The data is to be presented and further analysed in a Cartesian coordinate system, $(x, y, z')$, (while the measurements are in a spherical coordinate system) so to find the standard deviation in, say, $x = d \sin(\theta)$ I need to calculate covariances.

• Could you explain why you want to calculate correlations? That, after all, is not usually anybody's real objective: it's just a procedure for characterizing data. What are you really trying to learn about length, angle, and height? – whuber Jun 28 '13 at 14:19
• Thank you for the question, @whuber! I've edited my question, hopefully it is more clear now. Please shout out if you think I am on the wrong track calculating correlations. – Gunnhild Jun 28 '13 at 14:35
• Presumably you meant to write $z=d\sin(\theta)$ (instead of $x$). Do you have any reason to believe the measurements of $d$ and $\theta$ may be correlated? If not, you can work out the distribution of $d\sin(\theta)$ from the distributions of $d$ and $\theta$. – whuber Jun 28 '13 at 15:10
• No, I meant $x$, I mean that the data will be transformed to a different coordinate system than the one they are measured in, so to say. The reason I believe they are correlated stem from measurement technicalities and the fact that the three quantities are measured at the same time.
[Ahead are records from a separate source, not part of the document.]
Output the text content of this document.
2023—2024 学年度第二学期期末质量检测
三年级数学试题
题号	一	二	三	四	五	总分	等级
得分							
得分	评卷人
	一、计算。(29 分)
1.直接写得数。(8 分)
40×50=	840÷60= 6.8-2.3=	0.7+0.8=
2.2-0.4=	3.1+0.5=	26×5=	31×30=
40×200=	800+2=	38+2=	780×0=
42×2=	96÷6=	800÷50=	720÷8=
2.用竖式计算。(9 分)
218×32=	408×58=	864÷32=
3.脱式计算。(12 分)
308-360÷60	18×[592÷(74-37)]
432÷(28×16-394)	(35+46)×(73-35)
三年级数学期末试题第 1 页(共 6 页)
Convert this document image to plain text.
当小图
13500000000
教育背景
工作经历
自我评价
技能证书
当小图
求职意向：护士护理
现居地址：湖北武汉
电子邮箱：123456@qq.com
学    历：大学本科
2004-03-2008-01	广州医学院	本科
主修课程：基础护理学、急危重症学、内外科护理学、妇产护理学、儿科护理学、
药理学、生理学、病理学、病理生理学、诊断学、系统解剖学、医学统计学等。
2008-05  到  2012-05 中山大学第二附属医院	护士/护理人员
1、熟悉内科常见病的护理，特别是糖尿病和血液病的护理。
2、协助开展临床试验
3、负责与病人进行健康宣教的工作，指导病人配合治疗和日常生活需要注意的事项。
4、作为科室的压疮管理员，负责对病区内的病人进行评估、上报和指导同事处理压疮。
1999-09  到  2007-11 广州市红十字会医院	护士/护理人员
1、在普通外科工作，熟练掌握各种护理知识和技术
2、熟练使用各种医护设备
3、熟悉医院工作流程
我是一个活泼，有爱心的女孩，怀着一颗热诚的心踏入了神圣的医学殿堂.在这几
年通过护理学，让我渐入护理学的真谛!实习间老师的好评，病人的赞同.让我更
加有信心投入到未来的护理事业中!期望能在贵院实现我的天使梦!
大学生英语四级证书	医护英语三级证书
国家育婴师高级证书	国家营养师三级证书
I read in a JCGM report that it could cause correlations – Gunnhild Jun 30 '13 at 18:10
• @Gunnhild, your measurements are unlikely to be correlated, but likely to have the same bias. The bias may be correlated with the surveyor, – Aksakal Apr 20 '14 at 15:50

## 1 Answer

Describing the nature and extent of measurement error is a very good practice for statisticians. The next important implication for practice is to interpret the results and findings in a contextually appropriate manner, which may confuse the reader somewhat, but doesn't convey false associations. For instance, suppose we observe in-patient admits to a mental hospital and measure pain sensitivity and successful rehabilitation from addictive substances. In survey items about the frequency and intensity of pain, we are careful to refer to associations as describing self reported pain. If such patients are being considered as eligible for benzos or opiods, we might expect exaggeration of the pain response among those less likely to response to rehab therapies.

In epidemiology, the above example could be referred to as differential misclassification. Even non-differential misclassification has implications on the measured associations. In particular, attentuation is a problem. However, in most circumstances, associations can be measured in the presence of attenuation. Hence we are capable of making inference on associations, but predicted values in non-linear trends are biased, and confidence intervals for effects may be too large. For inference, attenuation is less of a problem than it seems.

If we had an estimate of the measurement error, then it's possible to extend maximum likelihood methods to obtain unbiased estimates of associations. In particular, this would involve the use of the EM Algorithm. It turns out this is equivalent to a latent variable approach where a latent variable is added between your measurement-errored variable and y.